For our purposes, warming up may include taking your body through the full range of expected movement before you add weight. For example, if you are planning to do squats, start by doing 15–20 without any weight added, or do some body weight lunges. If you are doing upper body work, prepare by using very light weights or use a theraband (elastic resistance band of low resistance) to take your shoulder through the full range of movement. Slow controlled rotations of your shoulders may also help with getting your brain used to the idea of the larger range of motion you are about to require.
If you would like to add in a static stretch routine, your muscles should now be warm enough for that to be done.
Preparing for sports
For sport preparation, you should include a warm-up specifically for that activity. For example, in ball sports, do some sideways or jagged running around cones to prepare your muscles and tendons for changes in directional movement. You could also warm up by hitting, passing or kicking the ball between players. Something to be particularly aware of when playing a sport where there are periods of inactivity is to maintain the warmth in your muscles. This can be done by running on the spot, doing jumping jacks or jogging up and down the field.
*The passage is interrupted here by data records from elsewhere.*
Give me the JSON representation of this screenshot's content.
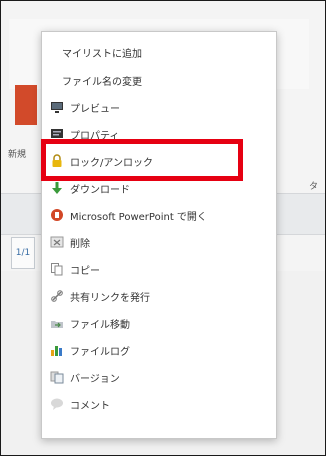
{
  "background": {
    "left_label": "新規",
    "right_label": "タ",
    "pager_text": "1/1"
  },
  "menu": {
    "items": [
      {
        "label": "マイリストに追加",
        "icon": "none"
      },
      {
        "label": "ファイル名の変更",
        "icon": "none"
      },
      {
        "label": "プレビュー",
        "icon": "monitor-icon"
      },
      {
        "label": "プロパティ",
        "icon": "properties-icon"
      },
      {
        "label": "ロック/アンロック",
        "icon": "lock-icon"
      },
      {
        "label": "ダウンロード",
        "icon": "download-icon"
      },
      {
        "label": "Microsoft PowerPoint で開く",
        "icon": "powerpoint-icon"
      },
      {
        "label": "削除",
        "icon": "delete-icon"
      },
      {
        "label": "コピー",
        "icon": "copy-icon"
      },
      {
        "label": "共有リンクを発行",
        "icon": "link-icon"
      },
      {
        "label": "ファイル移動",
        "icon": "move-icon"
      },
      {
        "label": "ファイルログ",
        "icon": "log-icon"
      },
      {
        "label": "バージョン",
        "icon": "version-icon"
      },
      {
        "label": "コメント",
        "icon": "comment-icon"
      }
    ],
    "highlighted_item": "ロック/アンロック",
    "highlight_color": "#e60012"
  }
}
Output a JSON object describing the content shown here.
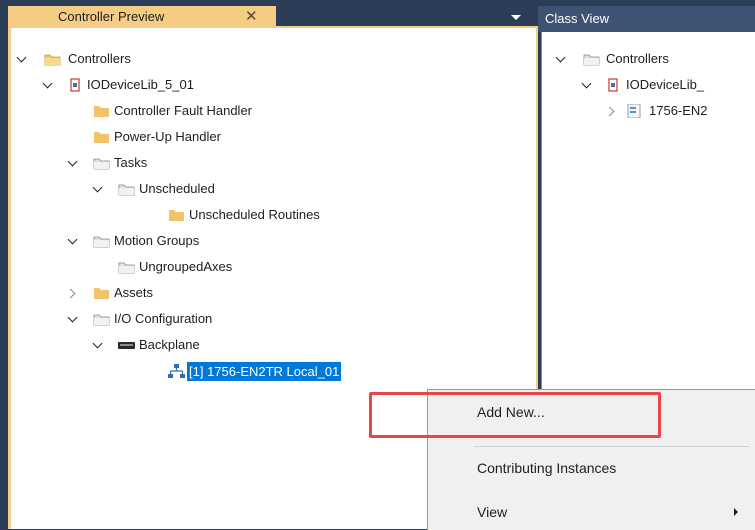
{
  "left_panel": {
    "tab_title": "Controller Preview",
    "close_glyph": "✕",
    "tree": [
      {
        "label": "Controllers",
        "icon": "folder-open-icon",
        "chevron": "down"
      },
      {
        "label": "IODeviceLib_5_01",
        "icon": "controller-icon",
        "chevron": "down"
      },
      {
        "label": "Controller Fault Handler",
        "icon": "folder-icon",
        "chevron": "none"
      },
      {
        "label": "Power-Up Handler",
        "icon": "folder-icon",
        "chevron": "none"
      },
      {
        "label": "Tasks",
        "icon": "folder-open-icon",
        "chevron": "down"
      },
      {
        "label": "Unscheduled",
        "icon": "folder-open-icon",
        "chevron": "down"
      },
      {
        "label": "Unscheduled Routines",
        "icon": "folder-icon",
        "chevron": "none"
      },
      {
        "label": "Motion Groups",
        "icon": "folder-open-icon",
        "chevron": "down"
      },
      {
        "label": "UngroupedAxes",
        "icon": "folder-open-icon",
        "chevron": "none"
      },
      {
        "label": "Assets",
        "icon": "folder-icon",
        "chevron": "right"
      },
      {
        "label": "I/O Configuration",
        "icon": "folder-open-icon",
        "chevron": "down"
      },
      {
        "label": "Backplane",
        "icon": "backplane-icon",
        "chevron": "down"
      },
      {
        "label": "[1] 1756-EN2TR Local_01",
        "icon": "network-module-icon",
        "chevron": "none",
        "selected": true
      }
    ]
  },
  "right_panel": {
    "tab_title": "Class View",
    "tree": [
      {
        "label": "Controllers",
        "icon": "folder-open-icon",
        "chevron": "down"
      },
      {
        "label": "IODeviceLib_",
        "icon": "controller-icon",
        "chevron": "down"
      },
      {
        "label": "1756-EN2",
        "icon": "module-icon",
        "chevron": "right"
      }
    ]
  },
  "context_menu": {
    "items": [
      {
        "label": "Add New...",
        "highlighted": true
      },
      {
        "label": "Contributing Instances"
      },
      {
        "label": "View",
        "has_submenu": true
      }
    ]
  },
  "colors": {
    "chrome": "#2b3d57",
    "tab_active": "#f5cc84",
    "selection": "#0078d7",
    "highlight_box": "#e8474a",
    "folder": "#f2c46a"
  }
}
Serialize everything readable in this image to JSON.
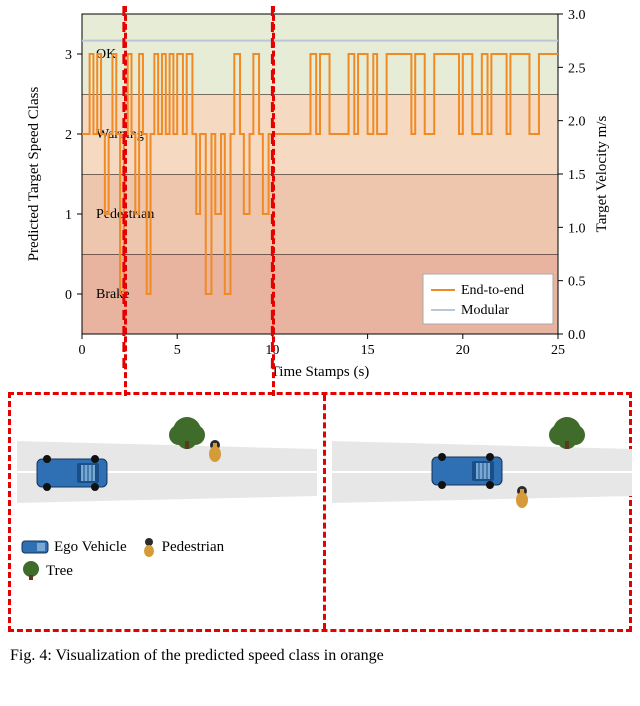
{
  "chart_data": {
    "type": "step-line",
    "title": "",
    "x_label": "Time Stamps (s)",
    "y_left_label": "Predicted Target Speed Class",
    "y_right_label": "Target Velocity m/s",
    "x_ticks": [
      0,
      5,
      10,
      15,
      20,
      25
    ],
    "y_left_ticks": [
      0,
      1,
      2,
      3
    ],
    "y_right_ticks": [
      0.0,
      0.5,
      1.0,
      1.5,
      2.0,
      2.5,
      3.0
    ],
    "y_right_range": [
      0.0,
      3.0
    ],
    "class_bands": [
      {
        "label": "Brake",
        "index": 0,
        "color": "#e8b39f"
      },
      {
        "label": "Pedestrian",
        "index": 1,
        "color": "#eec5ad"
      },
      {
        "label": "Warning",
        "index": 2,
        "color": "#f5d9c0"
      },
      {
        "label": "OK",
        "index": 3,
        "color": "#e6ecd5"
      }
    ],
    "series": [
      {
        "name": "End-to-end",
        "color": "#f08a24",
        "x": [
          0,
          0.3,
          0.4,
          0.6,
          0.8,
          1.0,
          1.2,
          1.4,
          1.6,
          1.8,
          2.0,
          2.2,
          2.4,
          2.6,
          2.8,
          3.0,
          3.2,
          3.4,
          3.6,
          3.8,
          4.0,
          4.2,
          4.4,
          4.6,
          4.8,
          5.0,
          5.3,
          5.5,
          5.8,
          6.0,
          6.2,
          6.5,
          6.8,
          7.0,
          7.3,
          7.5,
          7.8,
          8.0,
          8.3,
          8.5,
          8.8,
          9.0,
          9.3,
          9.5,
          9.8,
          10.0,
          10.5,
          11.0,
          11.5,
          12.0,
          12.3,
          12.5,
          13.0,
          13.5,
          14.0,
          14.3,
          14.5,
          15.0,
          15.3,
          15.5,
          16.0,
          16.5,
          17.0,
          17.3,
          17.5,
          18.0,
          18.5,
          19.0,
          19.5,
          19.8,
          20.0,
          20.5,
          21.0,
          21.3,
          21.5,
          22.0,
          22.3,
          22.5,
          23.0,
          23.5,
          24.0,
          24.5,
          25.0
        ],
        "y": [
          2,
          2,
          3,
          2,
          3,
          2,
          1,
          2,
          3,
          2,
          0,
          2,
          3,
          2,
          1,
          3,
          2,
          0,
          2,
          3,
          2,
          3,
          2,
          3,
          2,
          3,
          2,
          3,
          2,
          1,
          2,
          0,
          2,
          1,
          2,
          0,
          2,
          3,
          2,
          1,
          2,
          3,
          2,
          1,
          2,
          2,
          2,
          2,
          2,
          3,
          2,
          3,
          2,
          2,
          3,
          2,
          3,
          2,
          3,
          2,
          3,
          3,
          3,
          2,
          3,
          2,
          3,
          3,
          3,
          2,
          3,
          2,
          3,
          2,
          3,
          3,
          2,
          3,
          3,
          2,
          3,
          3,
          3
        ]
      },
      {
        "name": "Modular",
        "color": "#b9c8d6",
        "x": [
          0,
          25
        ],
        "y": [
          2.75,
          2.75
        ],
        "axis": "right"
      }
    ],
    "callout_times": [
      2.2,
      10.0
    ]
  },
  "legend": {
    "end_to_end": "End-to-end",
    "modular": "Modular"
  },
  "scenario_legend": {
    "ego": "Ego Vehicle",
    "pedestrian": "Pedestrian",
    "tree": "Tree"
  },
  "caption": "Fig. 4: Visualization of the predicted speed class in orange"
}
Although there is no definitive evidence for the use of warm-up in injury prevention, it still appears to be our best solution for situations where there is a risk of injury. A warm-up is simple to do, and there is more than enough anecdotal and informal evidence to suggest that it is of use. It only takes a few minutes, at best will reduce your risk of injury, and at worst have no effect at all. So why take the chance?
Witvrouw E, Mahieu N, Danneels L, McNair P. (2004) Stretching and injury prevention: an obscure relationship. Sports Med. 2004;34(7):443–9.
Shrier, I. (2004). Does stretching improve performance? A systematic and critical review of the literature. Clinical Journal of Sport Medicine, 14(5), 267–273.
Bishop, D. (2003) Warm Up II, Performance Changes Following Active Warm Up and How to Structure the Warm Up. Sports Medicine June 2003, Volume 33, Issue 7, pp 483–498.
Fradkin AJ, Gabbe PJ, Cameron PA (2006) Does Warming up Prevent Injury in Sport?: The Evidence From Randomised Controlled Trials. Journal of Science and Medicine in Sport, 9(3), 214–220.